Millennials: We’re Not The Enemy
There are a lot of articles out there right now talking about my generation, mostly about what’s wrong with us. We’re called spoiled, lazy, entitled brats. I’ve even heard us referred to as the “Lamest Generation.” I hope you will forgive me if I leave the job of pointing out our flaws to the experts who are obsessively studying us, and talk to you instead about what we have to offer.
The Kids These Days…
“…are all special little snowflakes.” It’s a punchline – millennials are the generation of self-esteem, taught to believe that we are all special, unique individuals. Here’s the upside to that: it makes us more likely to see your customers as human beings, with individual needs.
“…aren’t willing to work their way up a ladder.” Consider this: when I was little, I had a Fisher Price record player. My youngest brother never even owned a cassette tape. We have never known a world that progresses in incremental steps. The upside to you is that we are ready and eager to take on new roles that fill needs outside of the traditional linear structure.
“…think they’re entitled to a secure future.” This is one of the cruelest statements people make about my generation. Even the oldest of us were told before we graduated high school that there would be no Social Security and no pensions for us, so we had better get into our 401(k)s as early as possible. Then, less than 10 years into our careers, we learned that the bottom can fall out of those, too. And just in case we had any doubts about the precariousness of our lives, we as a generation are divided sharply down the middle into those of us who remember when we could fly without removing our shoes, and those of us who don’t.
Millennials aren’t a foreign species, and viewing us as a necessary evil to replace the “real” workers who are nearing retirement sets employers up for a lot of missed opportunities. On the other hand, companies that draw on the strengths of their younger employees, such as the one I am fortunate enough to work for, are able to expand their impact on current and potential customers.
In my own area of expertise, social media marketing, we are able to build relationships with our customers and become a trusted resource. All of us in the HVAC industry know that we have a very small window of opportunity where a customer is actively thinking of their home comfort systems – usually the time between noticing something is wrong and the time the door closes behind the technician who has fixed the issue. Companies like Oliver that leverage social media are expanding this window by becoming a part of a broader conversation about the home. Our social media team, primarily millennials, serves as a friendly, accessible resource for customers on all things related to their home from decorating and organizing to, of course, the major systems that Oliver is available to service.

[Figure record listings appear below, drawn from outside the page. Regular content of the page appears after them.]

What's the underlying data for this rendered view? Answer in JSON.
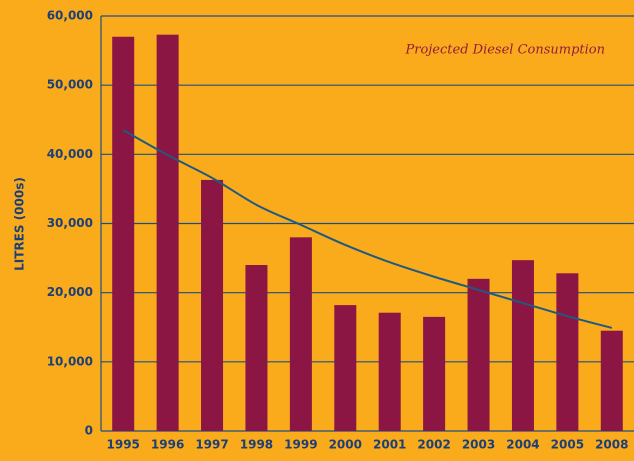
{
  "chart_data": {
    "type": "bar",
    "y_label": "LITRES (000s)",
    "annotation": "Projected Diesel Consumption",
    "categories": [
      "1995",
      "1996",
      "1997",
      "1998",
      "1999",
      "2000",
      "2001",
      "2002",
      "2003",
      "2004",
      "2005",
      "2008"
    ],
    "values": [
      57000,
      57300,
      36300,
      24000,
      28000,
      18200,
      17100,
      16500,
      22000,
      24700,
      22800,
      14500
    ],
    "color": "#8b1543",
    "trend": {
      "color": "#1f5a80",
      "values": [
        43500,
        39900,
        36600,
        32700,
        29800,
        26900,
        24400,
        22300,
        20400,
        18500,
        16600,
        14900
      ]
    },
    "ylim": [
      0,
      60000
    ],
    "yticks": [
      0,
      {
        "value": 10000,
        "label": "10,000"
      },
      {
        "value": 20000,
        "label": "20,000"
      },
      {
        "value": 30000,
        "label": "30,000"
      },
      {
        "value": 40000,
        "label": "40,000"
      },
      {
        "value": 50000,
        "label": "50,000"
      },
      {
        "value": 60000,
        "label": "60,000"
      }
    ],
    "grid": true
  }
}
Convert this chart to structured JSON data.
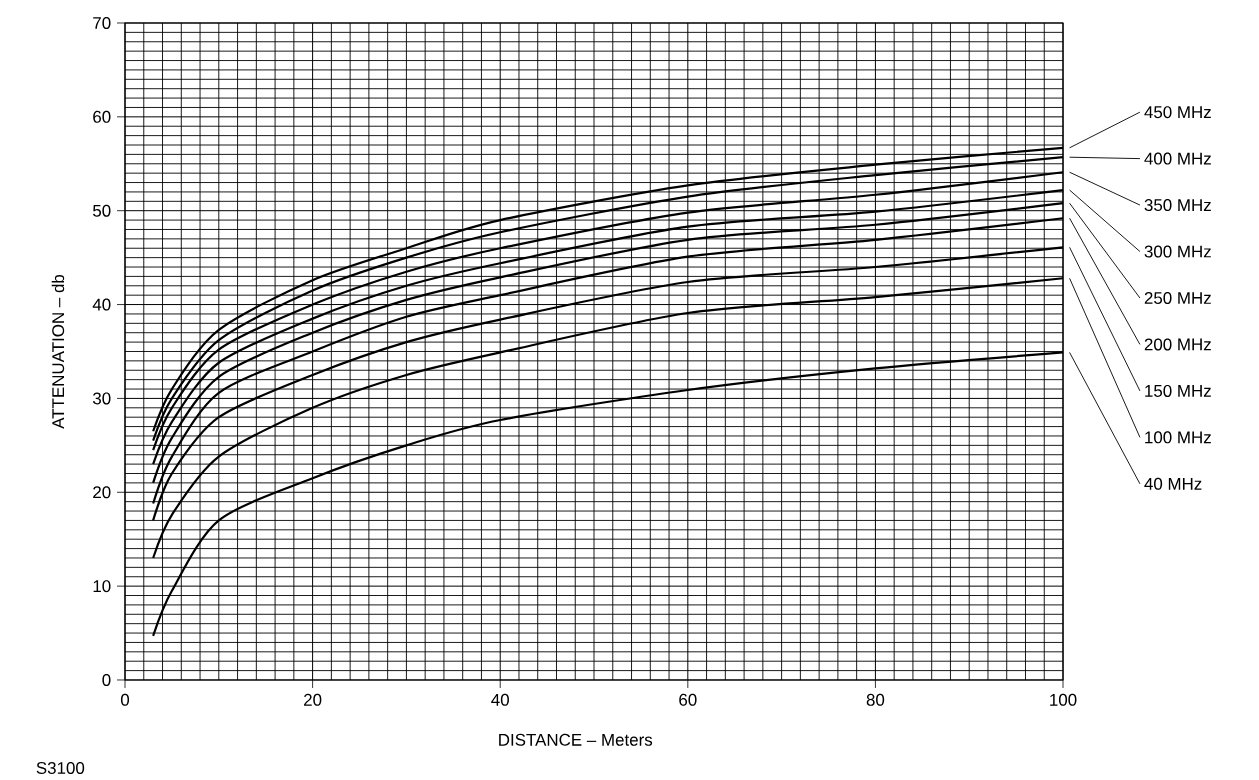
{
  "chart_data": {
    "type": "line",
    "xlabel": "DISTANCE – Meters",
    "ylabel": "ATTENUATION – db",
    "annotations": [
      "S3100"
    ],
    "x": [
      3,
      5,
      10,
      20,
      30,
      40,
      60,
      80,
      100
    ],
    "series": [
      {
        "name": "450 MHz",
        "color": "#000000",
        "values": [
          26.5,
          31.0,
          37.3,
          42.6,
          46.0,
          49.0,
          52.7,
          54.9,
          56.7
        ]
      },
      {
        "name": "400 MHz",
        "color": "#000000",
        "values": [
          25.5,
          30.0,
          36.2,
          41.5,
          45.0,
          47.7,
          51.5,
          53.8,
          55.7
        ]
      },
      {
        "name": "350 MHz",
        "color": "#000000",
        "values": [
          24.5,
          29.0,
          35.2,
          40.0,
          43.5,
          46.0,
          49.8,
          51.7,
          54.1
        ]
      },
      {
        "name": "300 MHz",
        "color": "#000000",
        "values": [
          23.0,
          27.5,
          33.8,
          38.5,
          42.0,
          44.4,
          48.3,
          49.9,
          52.2
        ]
      },
      {
        "name": "250 MHz",
        "color": "#000000",
        "values": [
          21.0,
          25.8,
          32.3,
          37.0,
          40.5,
          42.9,
          46.9,
          48.5,
          50.8
        ]
      },
      {
        "name": "200 MHz",
        "color": "#000000",
        "values": [
          18.8,
          23.8,
          30.6,
          35.0,
          38.7,
          41.0,
          45.1,
          46.9,
          49.2
        ]
      },
      {
        "name": "150 MHz",
        "color": "#000000",
        "values": [
          17.0,
          22.0,
          28.0,
          32.5,
          36.0,
          38.4,
          42.4,
          44.0,
          46.1
        ]
      },
      {
        "name": "100 MHz",
        "color": "#000000",
        "values": [
          13.0,
          17.6,
          23.8,
          29.0,
          32.5,
          34.9,
          39.1,
          40.8,
          42.8
        ]
      },
      {
        "name": "40 MHz",
        "color": "#000000",
        "values": [
          4.7,
          9.5,
          17.0,
          21.5,
          25.0,
          27.7,
          30.9,
          33.2,
          34.9
        ]
      }
    ],
    "xlim": [
      0,
      100
    ],
    "ylim": [
      0,
      70
    ],
    "xticks": [
      0,
      20,
      40,
      60,
      80,
      100
    ],
    "yticks": [
      0,
      10,
      20,
      30,
      40,
      50,
      60,
      70
    ],
    "grid": true,
    "legend": "right",
    "marker": "none",
    "line_style": "solid"
  }
}
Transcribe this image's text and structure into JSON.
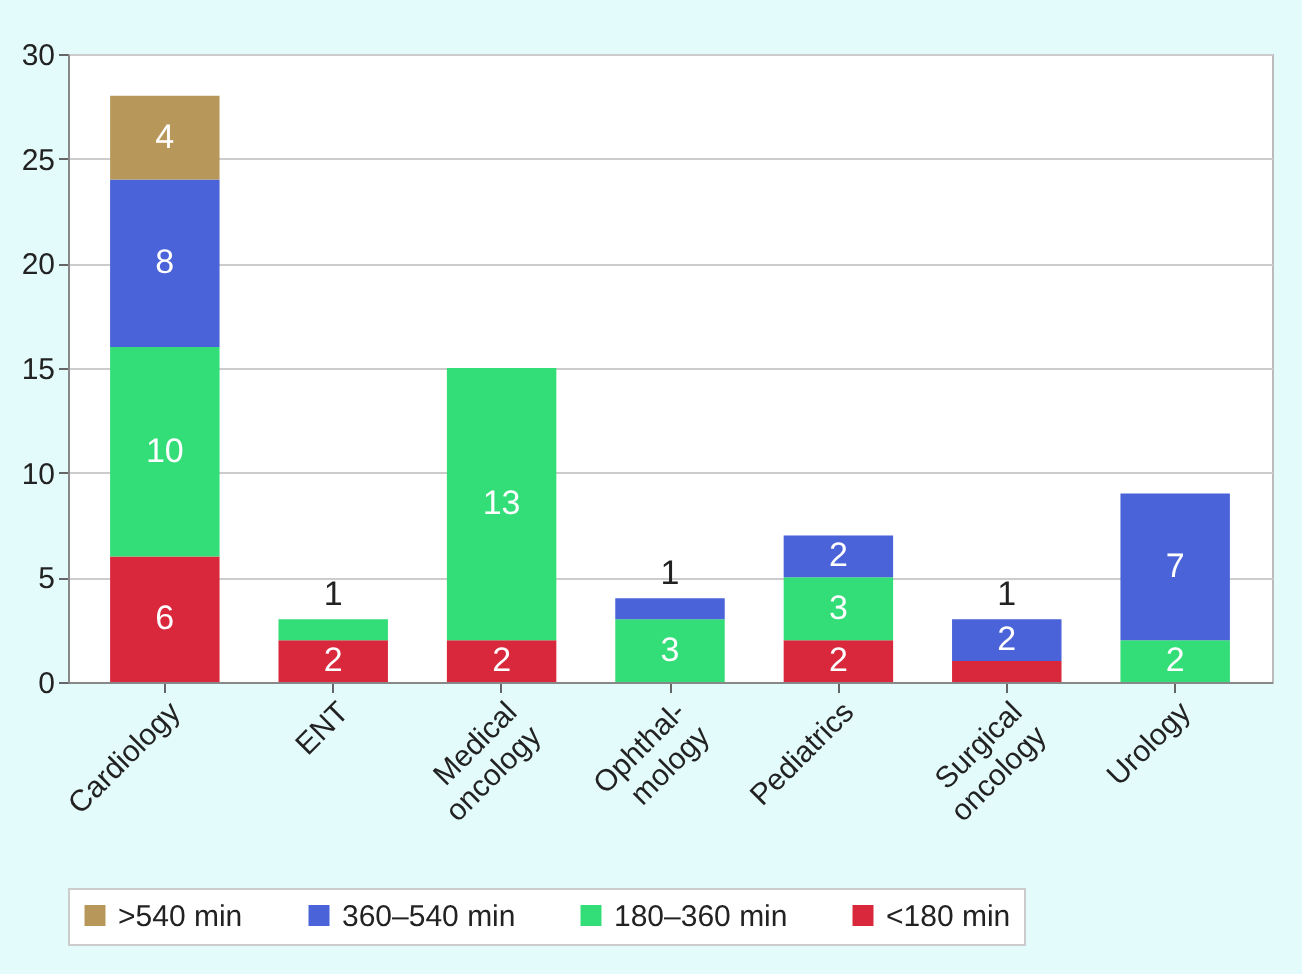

It’s also worth noting the benefits of millennials’ notorious desire for flexibility. In an industry where customers place continually growing pressure on providers to accommodate requests for evening and weekend service appointments, having a new generation of employees who largely don’t expect to work 9-5 Monday through Friday is a golden opportunity. The best way to miss that opportunity is to expect the firmer structure of the old system to fit neatly into the more fluid lines of the new. Companies like Oliver are working with employees to develop schedules that meet the customers’ needs for expanded evening and weekend service and also meet employees’ needs within their own families. “I don’t mind working later into the evening, because I also get to spend longer weekends with my family,” Chris Ofner, a residential HVAC technician and a millennial, told me.
Chris and the other Oliver technicians who sat down with me to talk about the generation gap in our industry had some comments that may surprise you. Jim Niven offered: “I think that some of the older guys think that because we have an easier time with the tablets that we think we know everything. But we don’t, we know we’re just starting out with these HVAC systems and we still have a lot we need to learn from them.” Kevin Lamey agreed with Jim. “People expect us to be good at all technology because we have smartphones, but it doesn’t always translate.”
We’re a new generation, and we know we were raised in a world that is very different from the one our parents and grandparents lived in. That may make us seem strange, even baffling, but it doesn’t make us the enemy. It may even make our industry better.